When you use the local parpool, you submit a multi-core job to SLURM. MATLAB will run additional worker processes within your multi-core job to process the parallel part of your program. A diagram of this is shown to the right.

A trivial parallel program (simulation.m) is shown below:

squares = zeros(100,1);
pool = parpool("threads", 4);
parfor i = 1:100
    squares(i) = i^2;
end
disp(squares)
pool.delete()

To submit this program, pass the number of cores to the sbatch --cpus-per-task argument. This should be greater or equal to the size of the pool requested in your MATLAB script (e.g., 4).

sbatch --ntasks=1  --cpus-per-task=4 --time=1:00:00 --mem-per-cpu=2g --wrap="matlab -nodisplay -singleCompThread -r simulation"

You must not use the -nojvm MATLAB argument but you should include the -singleCompThread MATLAB argument.
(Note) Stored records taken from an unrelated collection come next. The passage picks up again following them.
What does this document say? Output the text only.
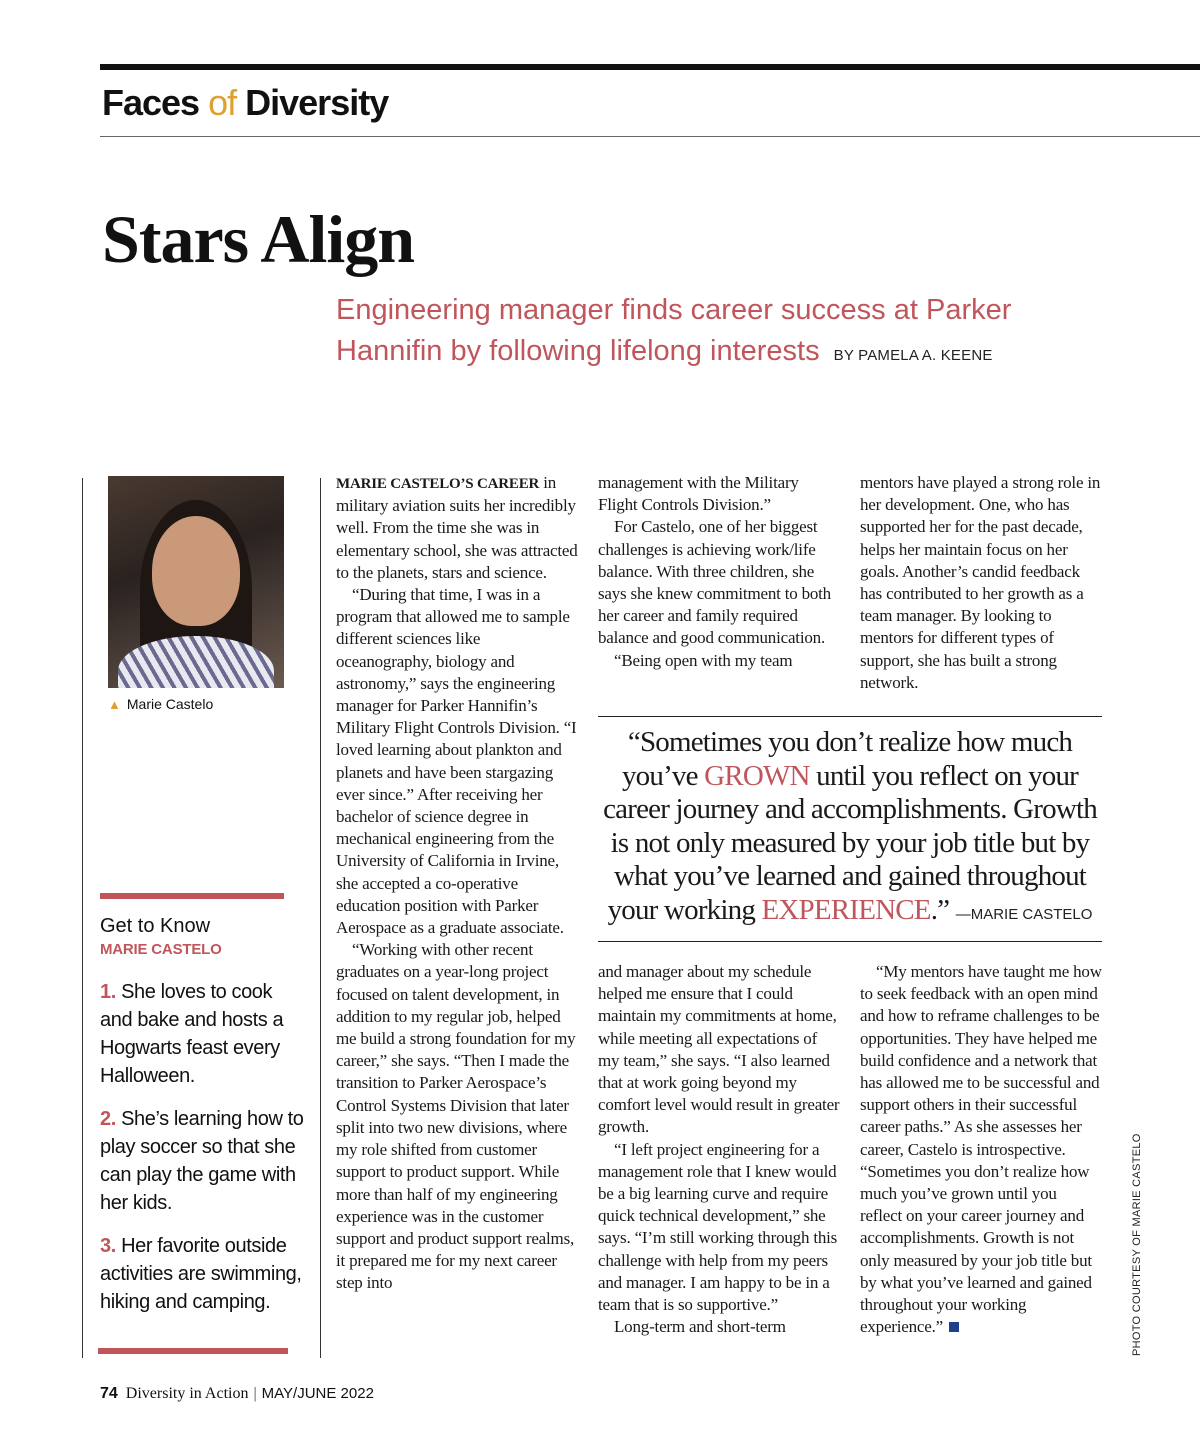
Faces of Diversity
Stars Align

Engineering manager finds career success at Parker Hannifin by following lifelong interests BY PAMELA A. KEENE

▲ Marie Castelo
Get to Know
MARIE CASTELO
1. She loves to cook and bake and hosts a Hogwarts feast every Halloween.
2. She’s learning how to play soccer so that she can play the game with her kids.
3. Her favorite outside activities are swimming, hiking and camping.

MARIE CASTELO’S CAREER in military aviation suits her incredibly well. From the time she was in elementary school, she was attracted to the planets, stars and science.

“During that time, I was in a program that allowed me to sample different sciences like oceanography, biology and astronomy,” says the engineering manager for Parker Hannifin’s Military Flight Controls Division. “I loved learning about plankton and planets and have been stargazing ever since.” After receiving her bachelor of science degree in mechanical engineering from the University of California in Irvine, she accepted a co-operative education position with Parker Aerospace as a graduate associate.

“Working with other recent graduates on a year-long project focused on talent development, in addition to my regular job, helped me build a strong foundation for my career,” she says. “Then I made the transition to Parker Aerospace’s Control Systems Division that later split into two new divisions, where my role shifted from customer support to product support. While more than half of my engineering experience was in the customer support and product support realms, it prepared me for my next career step into

management with the Military Flight Controls Division.”

For Castelo, one of her biggest challenges is achieving work/life balance. With three children, she says she knew commitment to both her career and family required balance and good communication.

“Being open with my team

mentors have played a strong role in her development. One, who has supported her for the past decade, helps her maintain focus on her goals. Another’s candid feedback has contributed to her growth as a team manager. By looking to mentors for different types of support, she has built a strong network.

“Sometimes you don’t realize how much you’ve GROWN until you reflect on your career journey and accomplishments. Growth is not only measured by your job title but by what you’ve learned and gained throughout your working EXPERIENCE.” —MARIE CASTELO

and manager about my schedule helped me ensure that I could maintain my commitments at home, while meeting all expectations of my team,” she says. “I also learned that at work going beyond my comfort level would result in greater growth.

“I left project engineering for a management role that I knew would be a big learning curve and require quick technical development,” she says. “I’m still working through this challenge with help from my peers and manager. I am happy to be in a team that is so supportive.”

Long-term and short-term

“My mentors have taught me how to seek feedback with an open mind and how to reframe challenges to be opportunities. They have helped me build confidence and a network that has allowed me to be successful and support others in their successful career paths.” As she assesses her career, Castelo is introspective. “Sometimes you don’t realize how much you’ve grown until you reflect on your career journey and accomplishments. Growth is not only measured by your job title but by what you’ve learned and gained throughout your working experience.”	PHOTO COURTESY OF MARIE CASTELO
74 Diversity in Action | MAY/JUNE 2022
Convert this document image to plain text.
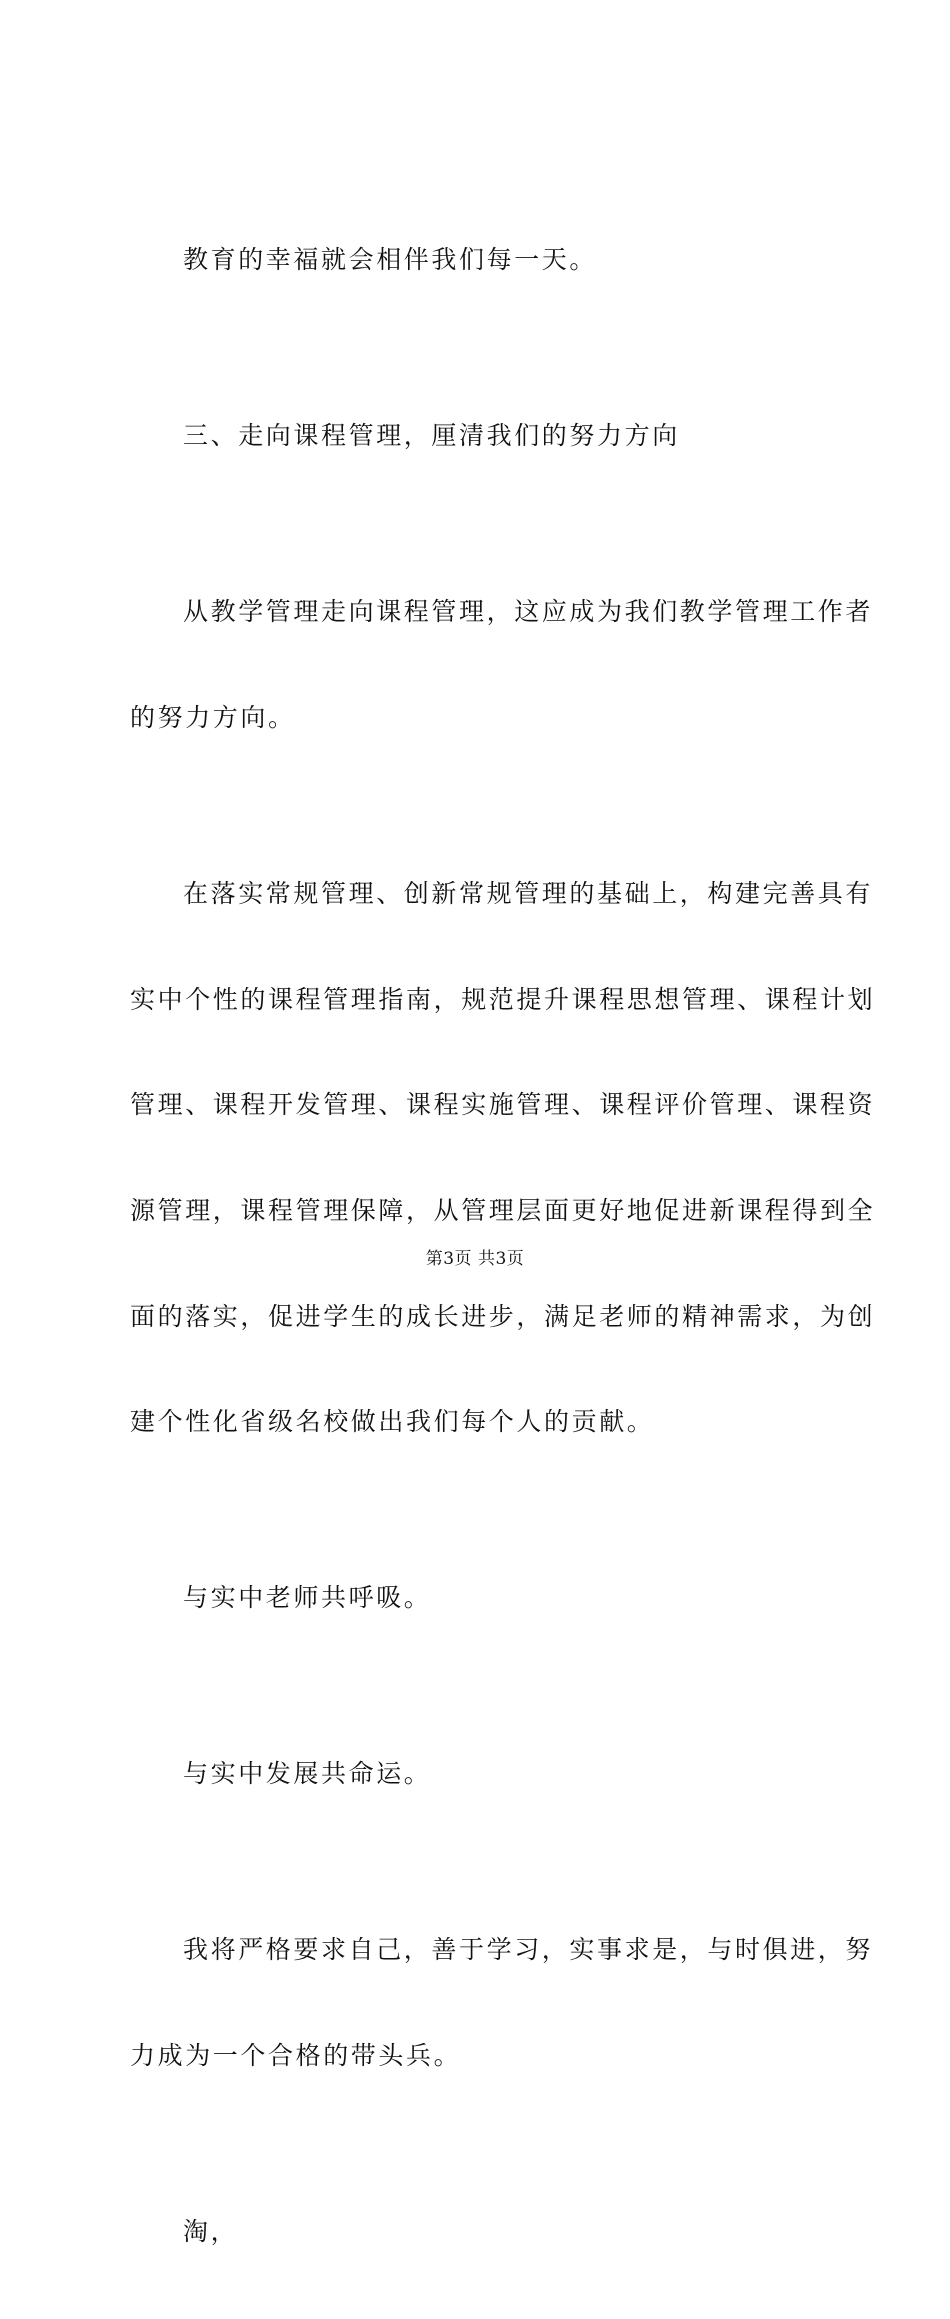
教育的幸福就会相伴我们每一天。

三、走向课程管理，厘清我们的努力方向

从教学管理走向课程管理，这应成为我们教学管理工作者

的努力方向。

在落实常规管理、创新常规管理的基础上，构建完善具有

实中个性的课程管理指南，规范提升课程思想管理、课程计划

管理、课程开发管理、课程实施管理、课程评价管理、课程资

源管理，课程管理保障，从管理层面更好地促进新课程得到全

面的落实，促进学生的成长进步，满足老师的精神需求，为创

建个性化省级名校做出我们每个人的贡献。

与实中老师共呼吸。

与实中发展共命运。

我将严格要求自己，善于学习，实事求是，与时俱进，努

力成为一个合格的带头兵。

淘，

第3页 共3页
MATLAB is quite memory-hungry, so request at least 2 GB of memory per core as shown above.

The local parpool is limited to 12 cores in releases up to R2016a (8.7/9.0). From release R2016b (9.1) on, you can use all the cores of an Euler node (effectively up to 192).

SLURM parpool

Please note that currently SLURM parpools with a smaler number of cores work well, while SLURM parpools with 100 or more cores fail due to an error that we are still investigating.

Set up MATLAB to use SLURM parpool

One-time preparation: Before using the SLURM job pool for the first time, you need to import a cluster profile. for that, start MATLAB and then call configCluster . For each cluster, configCluster only needs to be called once per version of MATLAB. Please be aware that running this command more than once per version will reset your cluster profile back to default settings and erase any saved modifications to the profile.

Use a SLURM parpool

Illustration of a typical parallel job using the SLURM pool. The job has three computational parts: A, B, and C, where part B can run in parallel. Gray rectangles show busy cores. White rectangles show idle cores (wasted time).

When you use the SLURM parpool, you submit a single-core job to SLURM. MATLAB will submit an additional parallel job to run the MATLAB workers to process the parallel part of your program. A diagram of this is shown to the right.

A trivial parallel program (simulation.m) is shown below:

squares = zeros(10,1);
batch_job = parcluster;
pool = parpool(batch_job, 4);
parfor i = 1:10
    squares(i) = i^2;
end
disp(squares)
pool.delete()

To submit this program, just submit your MATLAB program (the master job) as a serial (single-core) job:

sbatch -n 1 --time=120:00:00 --mem-per-cpu=2g  --wrap="matlab -nodisplay -singleCompThread -r simulation"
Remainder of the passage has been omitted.